We sat for a while in silence. The soldier finished his bread and cheese and lay back on the ground, tilting his hat forward over his face. Ole Jimmy had drunk three bottles of beer, and now he offered the last to Claud and me.
‘No thanks.’
‘No thanks. One’s plenty for me.’
The old man shrugged, unscrewed the stopper, tilted his head back and drank, pouring the beer into his mouth with the lips held open so the liquid ran smoothly without gurgling down his throat. He wore a hat that was of no colour at all and of no shape, and it did not fall off when he tilted back his head.
‘Ain’t Rummins goin’ to give that old horse a drink?’ he asked, lowering the bottle, looking across the field at the great carthorse that stood steaming between the shafts of the cart.
‘Not Rummins.’
‘Horses is thirsty, just the same as us.’ Ole Jimmy paused, still looking at the horse. ‘You got a bucket of water in that place of yours there?’
‘Of course.’
‘No reason why we shouldn’t give the old horse a drink then, is there?’
‘That’s a very good idea. We’ll give him a drink.’
Claud and I both stood up and began walking towards the gate, and I remember turning and calling to the old man: ‘You quite sure you wouldn’t like me to bring you a nice sandwich? Won’t take a second to make.’
He shook his head and waved the bottle at us and said something about taking himself a little nap. We went on through the gate over the road to the filling station.
I suppose we stayed away for about an hour attending to customers and getting ourselves something to eat, and when at length we returned, Claud carrying the bucket of water, I noticed that the rick was at least six foot high.
‘Some water for the old horse,’ Claud said, looking hard at Rummins who was up in the cart pitching hay on to the rick.
The horse put its hea
d in the bucket, sucking and blowing gratefully at the water.
‘Where’s Ole Jimmy?’ I asked. We wanted the old man to see the water because it had been his idea.
When I asked the question there was a moment, a brief moment, when Rummins hesitated, pitchfork in mid-air, looking around him.
‘I brought him a sandwich,’ I added.
‘Bloody old fool drunk too much beer and gone off home to sleep,’ Rummins said.
I strolled along the hedge back to the place where we had been sitting with Ole Jimmy. The five empty bottles were lying there in the grass. So was the satchel. I picked up the satchel and carried it back to Rummins.

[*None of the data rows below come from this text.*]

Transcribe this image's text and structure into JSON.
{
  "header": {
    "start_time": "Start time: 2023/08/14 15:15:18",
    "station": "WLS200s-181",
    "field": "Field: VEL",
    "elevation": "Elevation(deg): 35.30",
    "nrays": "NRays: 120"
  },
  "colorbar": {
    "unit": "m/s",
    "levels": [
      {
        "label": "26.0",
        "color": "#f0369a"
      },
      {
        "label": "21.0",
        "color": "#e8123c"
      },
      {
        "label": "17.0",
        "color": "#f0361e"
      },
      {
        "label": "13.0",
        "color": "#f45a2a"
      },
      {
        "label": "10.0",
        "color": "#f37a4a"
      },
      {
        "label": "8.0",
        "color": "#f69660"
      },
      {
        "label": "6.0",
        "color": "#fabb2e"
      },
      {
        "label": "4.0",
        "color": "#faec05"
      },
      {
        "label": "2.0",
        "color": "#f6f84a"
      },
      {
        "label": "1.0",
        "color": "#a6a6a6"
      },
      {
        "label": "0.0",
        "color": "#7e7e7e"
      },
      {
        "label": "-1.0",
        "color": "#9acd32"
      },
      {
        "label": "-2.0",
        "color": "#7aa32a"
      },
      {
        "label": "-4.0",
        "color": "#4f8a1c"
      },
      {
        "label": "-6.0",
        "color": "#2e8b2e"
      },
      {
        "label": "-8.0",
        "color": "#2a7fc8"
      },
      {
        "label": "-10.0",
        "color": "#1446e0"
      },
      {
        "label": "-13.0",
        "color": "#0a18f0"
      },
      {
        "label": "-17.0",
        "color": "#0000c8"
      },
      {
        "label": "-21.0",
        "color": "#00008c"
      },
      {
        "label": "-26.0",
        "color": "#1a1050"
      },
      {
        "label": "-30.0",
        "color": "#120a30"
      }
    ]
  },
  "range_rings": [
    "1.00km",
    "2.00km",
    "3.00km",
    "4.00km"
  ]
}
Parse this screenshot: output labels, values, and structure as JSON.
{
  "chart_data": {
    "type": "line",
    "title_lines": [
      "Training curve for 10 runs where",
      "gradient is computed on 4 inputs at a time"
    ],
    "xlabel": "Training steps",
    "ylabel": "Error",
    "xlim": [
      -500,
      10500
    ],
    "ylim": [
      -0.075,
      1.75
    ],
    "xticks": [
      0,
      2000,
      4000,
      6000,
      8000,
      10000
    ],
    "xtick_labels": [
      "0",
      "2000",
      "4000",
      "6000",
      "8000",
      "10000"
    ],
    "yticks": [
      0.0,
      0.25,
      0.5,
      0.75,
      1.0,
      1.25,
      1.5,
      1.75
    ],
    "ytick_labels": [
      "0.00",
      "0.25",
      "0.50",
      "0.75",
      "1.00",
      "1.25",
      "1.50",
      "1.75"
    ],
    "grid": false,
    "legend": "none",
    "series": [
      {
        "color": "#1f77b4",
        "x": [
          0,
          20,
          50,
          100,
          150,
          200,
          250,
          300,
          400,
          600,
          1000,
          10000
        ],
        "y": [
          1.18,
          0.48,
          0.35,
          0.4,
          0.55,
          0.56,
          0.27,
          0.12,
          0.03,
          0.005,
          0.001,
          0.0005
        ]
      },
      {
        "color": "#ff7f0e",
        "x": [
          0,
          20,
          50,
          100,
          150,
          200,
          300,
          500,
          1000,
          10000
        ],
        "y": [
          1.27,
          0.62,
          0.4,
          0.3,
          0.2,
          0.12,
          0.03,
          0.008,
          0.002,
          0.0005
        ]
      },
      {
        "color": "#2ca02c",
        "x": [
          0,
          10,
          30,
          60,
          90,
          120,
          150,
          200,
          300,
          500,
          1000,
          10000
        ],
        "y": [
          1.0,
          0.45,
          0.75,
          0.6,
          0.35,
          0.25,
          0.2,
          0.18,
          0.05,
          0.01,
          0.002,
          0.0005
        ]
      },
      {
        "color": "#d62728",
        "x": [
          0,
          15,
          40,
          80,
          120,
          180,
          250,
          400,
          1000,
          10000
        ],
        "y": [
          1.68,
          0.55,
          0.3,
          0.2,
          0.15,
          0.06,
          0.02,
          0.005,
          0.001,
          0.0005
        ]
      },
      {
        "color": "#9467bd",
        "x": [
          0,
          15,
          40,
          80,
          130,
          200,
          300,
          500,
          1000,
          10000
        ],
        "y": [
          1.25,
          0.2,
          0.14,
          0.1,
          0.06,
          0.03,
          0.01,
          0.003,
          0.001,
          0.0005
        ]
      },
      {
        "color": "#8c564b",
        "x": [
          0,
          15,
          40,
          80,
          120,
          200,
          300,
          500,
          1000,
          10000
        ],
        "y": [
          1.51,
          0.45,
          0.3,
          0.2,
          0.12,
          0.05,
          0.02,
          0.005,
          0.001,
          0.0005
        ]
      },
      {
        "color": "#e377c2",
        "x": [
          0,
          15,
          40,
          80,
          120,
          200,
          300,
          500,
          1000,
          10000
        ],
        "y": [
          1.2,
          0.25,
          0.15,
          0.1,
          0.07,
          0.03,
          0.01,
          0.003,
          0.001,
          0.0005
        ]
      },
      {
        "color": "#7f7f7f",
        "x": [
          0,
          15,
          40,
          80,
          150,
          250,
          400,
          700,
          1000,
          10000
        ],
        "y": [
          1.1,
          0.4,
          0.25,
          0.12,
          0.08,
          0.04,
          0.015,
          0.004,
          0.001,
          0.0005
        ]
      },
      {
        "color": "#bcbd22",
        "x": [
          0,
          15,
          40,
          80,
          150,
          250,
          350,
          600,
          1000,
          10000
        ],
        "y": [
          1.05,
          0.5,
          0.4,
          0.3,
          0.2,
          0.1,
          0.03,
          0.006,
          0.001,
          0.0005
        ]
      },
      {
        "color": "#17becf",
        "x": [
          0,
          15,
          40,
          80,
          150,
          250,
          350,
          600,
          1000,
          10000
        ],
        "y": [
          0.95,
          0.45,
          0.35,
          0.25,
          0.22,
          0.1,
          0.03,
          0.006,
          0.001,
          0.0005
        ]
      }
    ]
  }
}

‘I don’t think Ole Jimmy’s gone home, Mr Rummins,’ I said, holding up the satchel by the long shoulder-band. Rummins glanced at it but made no reply. He was in a frenzy of haste now because the thunder was closer, the clouds blacker, the heat more oppressive than ever.
Carrying the satchel, I started back to the filling station where I remained for the rest of the afternoon, serving customers. Towards evening, when the rain came, I glanced across the road and noticed that they had got the hay in and were laying a tarpaulin over the rick.
In a few days the thatcher arrived and took the tarpaulin off and made a roof of straw instead. He was a good thatcher and he made a fine roof with long straw, thick and well-packed. The slope was nicely angled, the edges cleanly clipped, and it was a pleasure to look at it from the road or from the door of the filling station.
All this came flooding back to me now as clearly as if it were yesterday – the building of the rick on that hot thundery day in June, the yellow field, the sweet woody smell of the hay; and Wilson the soldier, with tennis shoes on his feet, Bert with the boiled eye, Ole Jimmy with the clean old face, the pink naked gums; and Rummins, the broad dwarf, standing up in the cart scowling at the sky because he was anxious about the rain.
At this very moment, there he was again, this Rummins, crouching on top of the rick with a sheaf of thatch in his arms looking round at the son, the tall Bert, motionless also, both of them black like silhouettes against the sky, and once again I felt the fine electricity of fear as it came and went in little waves over the skin of my stomach.